Domanda di: Sig. Hector Negri | Ultimo aggiornamento: 24 novembre 2023 Valutazione: 4.4/5
(54 voti)
La città, che si trova al confine con la Svizzera, ha una politica fiscale priva di sgravi e imposte aggiuntive. Fin dal Seicento, questa zona d'Italia ha sviluppato una certa autonomia economica rispetto al resto dello stivale.
Le origini della zona franca risalgono alle speciali deroghe che la comunità locale riuscì a ottenere, sin dal 1538 dalla Contea di Bormio, successivamente confermate da normative e convenzioni succedutesi nel corso dell'Ottocento e del Novecento. I prezzi delle merci vendute a Livigno sono esenti IVA.

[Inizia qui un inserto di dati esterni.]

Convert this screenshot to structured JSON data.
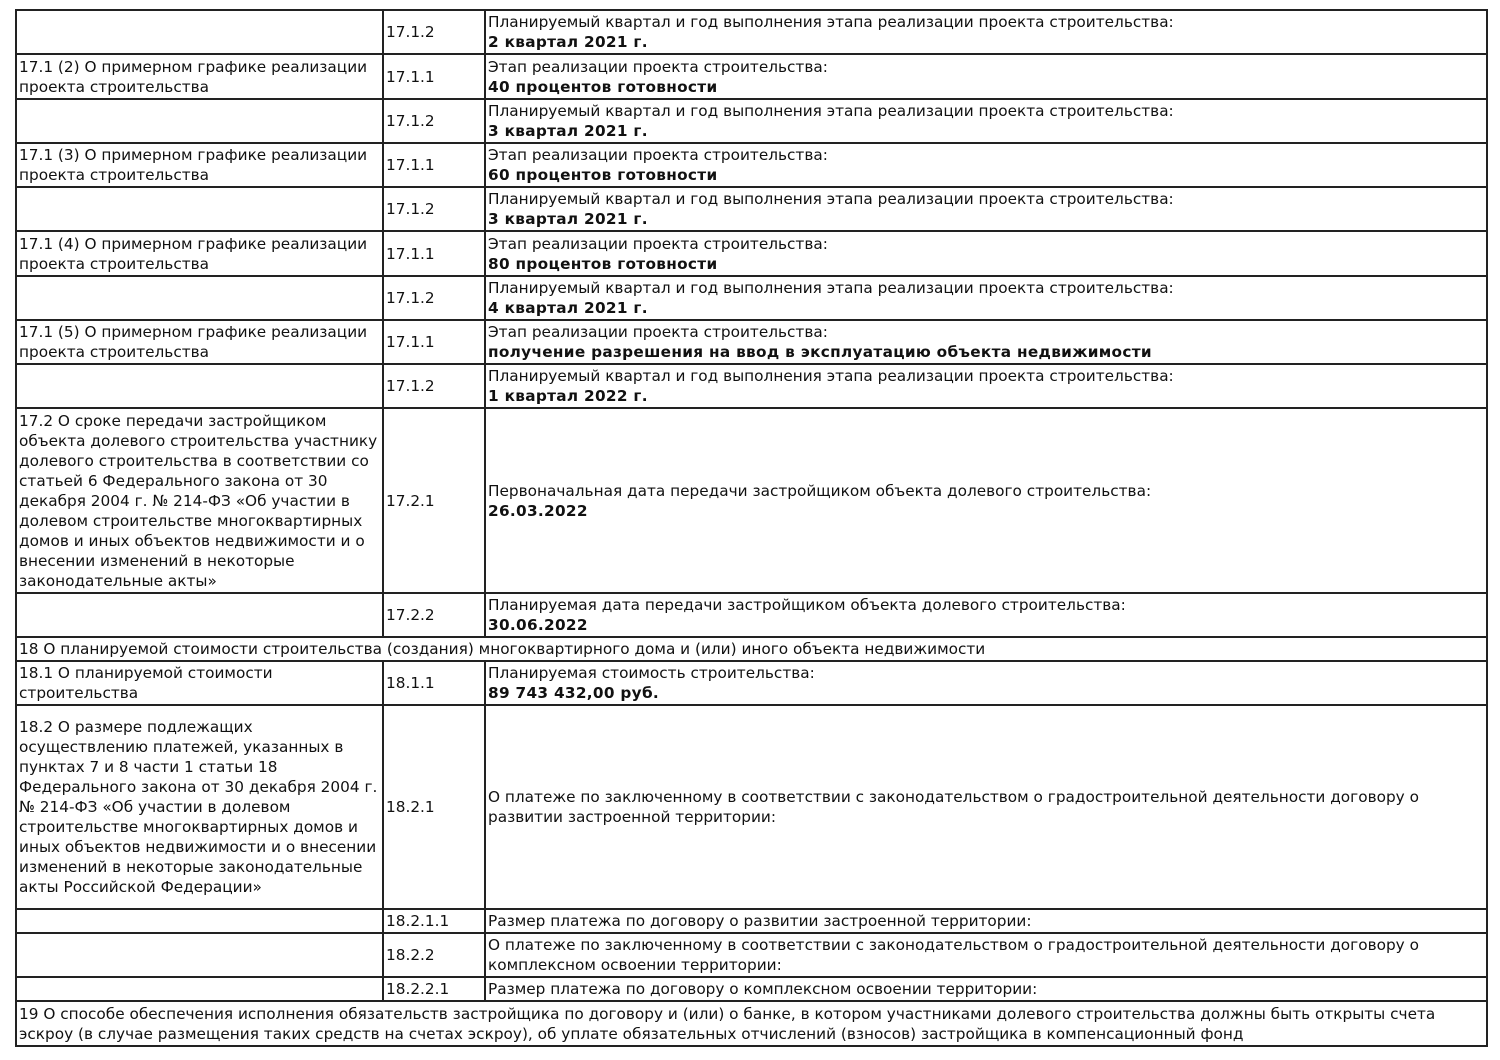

Il risparmio, qui, è garantito su tutte le categorie merceologiche, dalla pelletteria, all'abbigliamento, passando per hitech, ma soprattutto sugli alcolici e le sigarette.
Livigno gode dello status di zona extradoganale, perciò il Comune di Livigno è esente da alcune imposte statali, come ad esempio l'IVA. Questo status sta alla base dell'incredibile sviluppo turistico avvenuto dalla fine degli anni Cinquanta in poi che ha attratto non solo turisti ma anche investitori.